Other high-potential operators with capitalizations of between $2 and $13 billion: Cboe Global Markets, Virtu Financial, MarketAxess Holdings, StoneX, Marex Group, TMX Group..
Europe:
- Euronext and London Stock Exchange Group: the two European and British stock exchange groups performed extremely well this year, with share prices up 36% and 23% respectively. Both companies are included in our Europe Portfolio.
- Deutsche Börse: the German stock exchange is also performing well this year, riding the wave of rising volumes.

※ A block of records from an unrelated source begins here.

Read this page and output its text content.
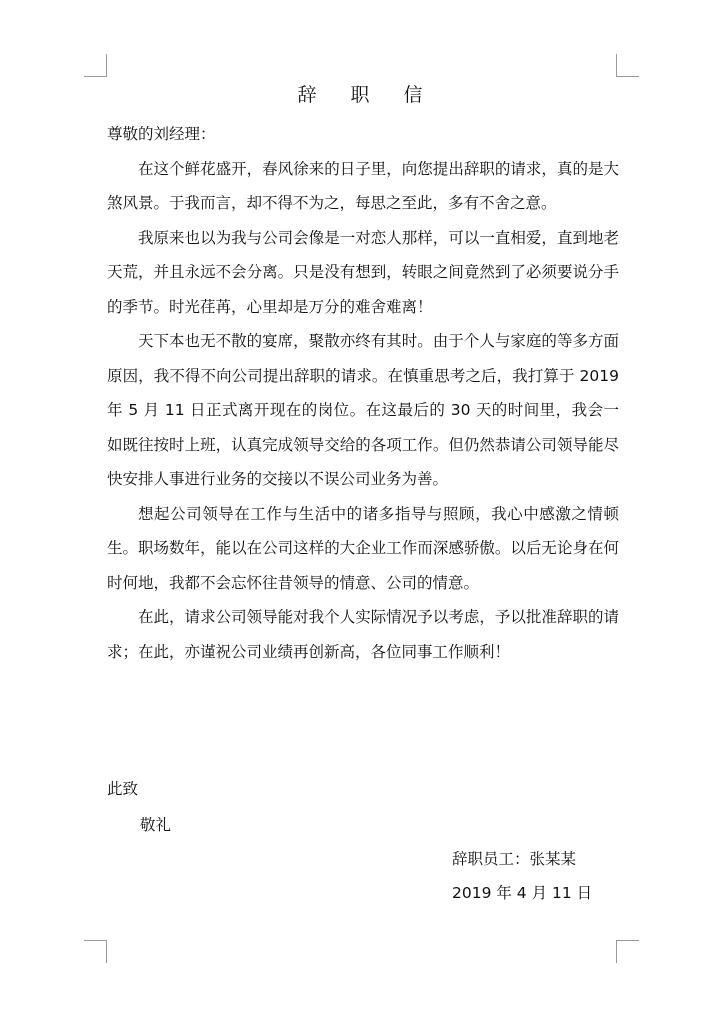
辞 职 信

尊敬的刘经理：

在这个鲜花盛开，春风徐来的日子里，向您提出辞职的请求，真的是大煞风景。于我而言，却不得不为之，每思之至此，多有不舍之意。

我原来也以为我与公司会像是一对恋人那样，可以一直相爱，直到地老天荒，并且永远不会分离。只是没有想到，转眼之间竟然到了必须要说分手的季节。时光荏苒，心里却是万分的难舍难离！

天下本也无不散的宴席，聚散亦终有其时。由于个人与家庭的等多方面原因，我不得不向公司提出辞职的请求。在慎重思考之后，我打算于 2019 年 5 月 11 日正式离开现在的岗位。在这最后的 30 天的时间里，我会一如既往按时上班，认真完成领导交给的各项工作。但仍然恭请公司领导能尽快安排人事进行业务的交接以不误公司业务为善。

想起公司领导在工作与生活中的诸多指导与照顾，我心中感激之情顿生。职场数年，能以在公司这样的大企业工作而深感骄傲。以后无论身在何时何地，我都不会忘怀往昔领导的情意、公司的情意。

在此，请求公司领导能对我个人实际情况予以考虑，予以批准辞职的请求；在此，亦谨祝公司业绩再创新高，各位同事工作顺利！

此致
敬礼
辞职员工：张某某
2019 年 4 月 11 日
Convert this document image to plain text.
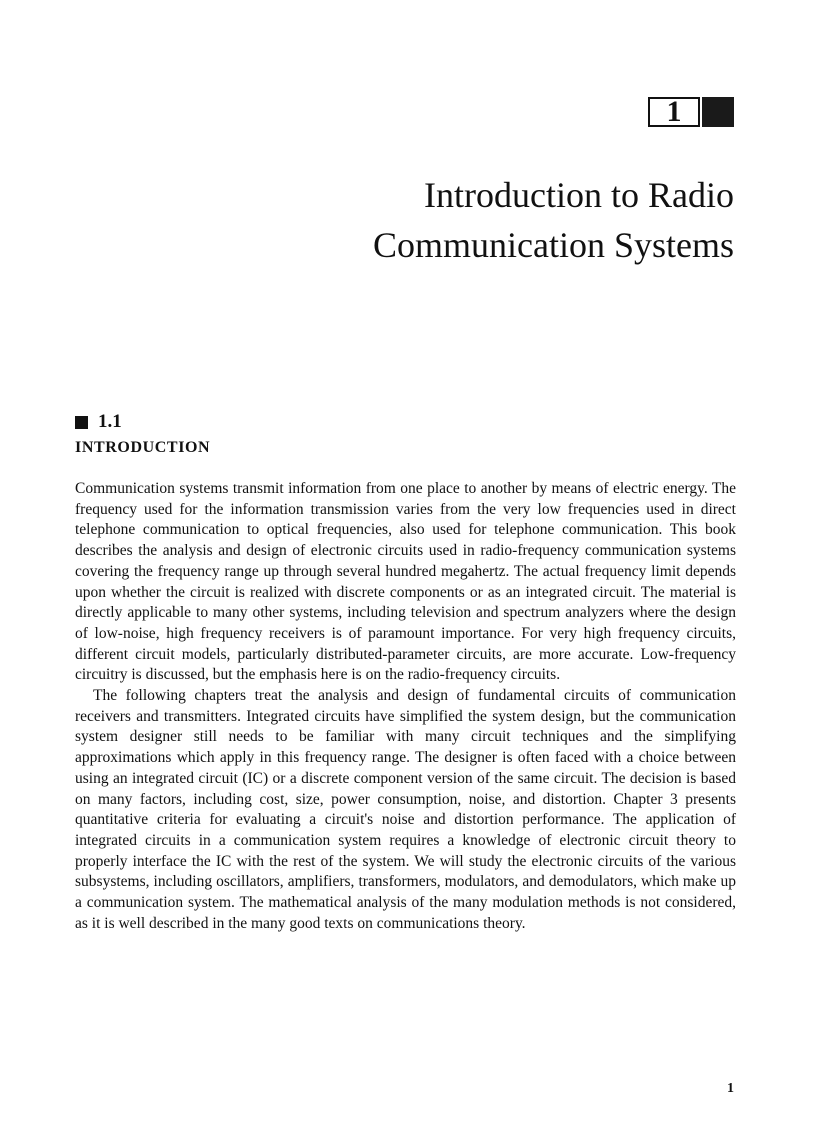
1
Introduction to Radio
Communication Systems
1.1
INTRODUCTION

Communication systems transmit information from one place to another by means of electric energy. The frequency used for the information transmission varies from the very low frequencies used in direct telephone communication to optical frequencies, also used for telephone communication. This book describes the analysis and design of electronic circuits used in radio-frequency communication systems covering the frequency range up through several hundred megahertz. The actual frequency limit depends upon whether the circuit is realized with discrete components or as an integrated circuit. The material is directly applicable to many other systems, including television and spectrum analyzers where the design of low-noise, high frequency receivers is of paramount importance. For very high frequency circuits, different circuit models, particularly distributed-parameter circuits, are more accurate. Low-frequency circuitry is discussed, but the emphasis here is on the radio-frequency circuits.

The following chapters treat the analysis and design of fundamental circuits of communication receivers and transmitters. Integrated circuits have simplified the system design, but the communication system designer still needs to be familiar with many circuit techniques and the simplifying approximations which apply in this frequency range. The designer is often faced with a choice between using an integrated circuit (IC) or a discrete component version of the same circuit. The decision is based on many factors, including cost, size, power consumption, noise, and distortion. Chapter 3 presents quantitative criteria for evaluating a circuit's noise and distortion performance. The application of integrated circuits in a communication system requires a knowledge of electronic circuit theory to properly interface the IC with the rest of the system. We will study the electronic circuits of the various subsystems, including oscillators, amplifiers, transformers, modulators, and demodulators, which make up a communication system. The mathematical analysis of the many modulation methods is not considered, as it is well described in the many good texts on communications theory.

1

The share price has risen by 20% since January.
Asia:
- Singapore Exchange Limited: a position in our Asia Portfolio, Singapore's market infrastructure has delivered noteworthy performances, boosting the share by 30% this year.
- Australian Stock Exchange (+8%) and Johannesburg Stock Exchange, B3 SA Brasil Bolsa Balcao, Tel Aviv Stock Exchange, Bursa Malaysia, Philippine Stock Exchange, Dubai Financial Market
Other emerging exchanges: Johannesburg Stock Exchange, B3 SA Brasil Bolsa Balcao, Tel Aviv Stock Exchange, Bursa Malaysia, Philippine Stock Exchange, Dubai Financial Market

Finally, here are a few ETFs tracking companies in the sectors covered in this analysis:
- iShares U.S. Broker-Dealers & Securities Exchanges ETF (IAI ): this ETF aims to track the performance of an index composed of shares of U.S. companies involved in financial and data exchange businesses (51%), and investment banking and brokerage firms (48.51%). With assets under management of $1.3 billion and fees of 0.4%, 2024 performance was up 38%.

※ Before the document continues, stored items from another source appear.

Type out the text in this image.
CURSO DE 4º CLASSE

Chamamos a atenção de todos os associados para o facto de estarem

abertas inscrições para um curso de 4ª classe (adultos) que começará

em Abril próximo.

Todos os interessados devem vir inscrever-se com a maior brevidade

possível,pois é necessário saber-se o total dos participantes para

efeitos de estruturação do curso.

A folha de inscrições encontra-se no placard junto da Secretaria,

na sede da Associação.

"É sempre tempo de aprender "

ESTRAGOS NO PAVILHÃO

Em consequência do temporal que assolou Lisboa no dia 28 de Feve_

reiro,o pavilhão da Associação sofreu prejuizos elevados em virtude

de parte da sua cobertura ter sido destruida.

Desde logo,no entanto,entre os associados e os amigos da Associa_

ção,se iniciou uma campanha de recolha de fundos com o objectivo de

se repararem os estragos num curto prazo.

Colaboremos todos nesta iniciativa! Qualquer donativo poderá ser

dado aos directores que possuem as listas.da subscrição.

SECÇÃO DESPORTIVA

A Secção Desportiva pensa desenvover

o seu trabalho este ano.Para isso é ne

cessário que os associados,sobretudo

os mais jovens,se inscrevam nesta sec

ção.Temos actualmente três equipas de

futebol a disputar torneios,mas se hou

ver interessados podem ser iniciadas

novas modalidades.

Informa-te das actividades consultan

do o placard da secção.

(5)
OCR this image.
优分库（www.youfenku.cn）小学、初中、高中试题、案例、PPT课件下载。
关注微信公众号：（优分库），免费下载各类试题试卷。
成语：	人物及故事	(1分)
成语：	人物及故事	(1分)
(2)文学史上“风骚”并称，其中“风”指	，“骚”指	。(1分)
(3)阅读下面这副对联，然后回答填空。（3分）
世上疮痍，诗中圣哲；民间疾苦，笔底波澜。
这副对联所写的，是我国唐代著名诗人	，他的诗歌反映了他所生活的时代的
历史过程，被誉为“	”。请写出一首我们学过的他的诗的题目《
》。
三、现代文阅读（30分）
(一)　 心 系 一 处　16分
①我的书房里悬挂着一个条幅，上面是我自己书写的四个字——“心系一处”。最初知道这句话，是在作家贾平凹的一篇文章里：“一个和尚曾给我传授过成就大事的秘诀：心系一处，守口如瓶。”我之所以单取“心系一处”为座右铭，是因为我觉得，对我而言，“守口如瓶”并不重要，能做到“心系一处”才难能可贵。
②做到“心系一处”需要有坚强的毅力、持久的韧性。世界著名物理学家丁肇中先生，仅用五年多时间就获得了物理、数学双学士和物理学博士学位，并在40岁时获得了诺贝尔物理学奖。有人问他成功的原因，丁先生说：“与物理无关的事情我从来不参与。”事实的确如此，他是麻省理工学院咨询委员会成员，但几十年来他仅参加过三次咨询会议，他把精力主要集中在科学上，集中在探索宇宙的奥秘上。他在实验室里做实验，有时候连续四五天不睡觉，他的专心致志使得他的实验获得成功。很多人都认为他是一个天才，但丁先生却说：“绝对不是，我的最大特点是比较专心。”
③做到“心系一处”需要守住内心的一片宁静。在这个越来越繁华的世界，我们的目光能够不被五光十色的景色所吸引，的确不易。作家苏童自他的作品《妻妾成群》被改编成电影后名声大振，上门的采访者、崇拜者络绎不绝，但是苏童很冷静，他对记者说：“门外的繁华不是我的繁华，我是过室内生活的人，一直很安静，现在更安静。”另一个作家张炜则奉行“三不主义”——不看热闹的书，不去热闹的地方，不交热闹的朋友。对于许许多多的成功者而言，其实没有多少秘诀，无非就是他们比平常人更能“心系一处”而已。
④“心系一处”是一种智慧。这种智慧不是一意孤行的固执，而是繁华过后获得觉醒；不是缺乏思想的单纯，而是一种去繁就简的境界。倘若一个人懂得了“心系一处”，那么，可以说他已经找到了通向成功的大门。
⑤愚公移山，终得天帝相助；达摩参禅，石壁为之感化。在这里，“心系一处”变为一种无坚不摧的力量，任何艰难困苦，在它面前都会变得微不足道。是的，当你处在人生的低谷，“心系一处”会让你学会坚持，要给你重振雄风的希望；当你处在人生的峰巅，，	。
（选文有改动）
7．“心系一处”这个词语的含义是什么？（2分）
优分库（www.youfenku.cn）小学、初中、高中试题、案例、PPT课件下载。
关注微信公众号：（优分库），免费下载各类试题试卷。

- SPDR S&P Capital Markets ETF: this index fund tracks the S&P Capital Markets Select Industry Index, which in turn seeks to provide exposure to the capital markets segment that includes the following sub-industries: Asset Management and Custodian Banks, Diversified Capital Markets, Exchanges and Financial Data, and Investment Banking and Brokerage. With $534 million in assets under management and fees of 0.35%, annualized performance stands at 41%.
- FlexShares Listed Private Equity UCITS ETF: this tracker seeks to replicate the Foxberry Listed Private Equity SDG Screened index. The Foxberry Listed Private Equity SDG Screened index tracks companies investing in private equity. With ?262 million in assets under management and fees of 0.4%, the index performed very well this year, gaining 40%.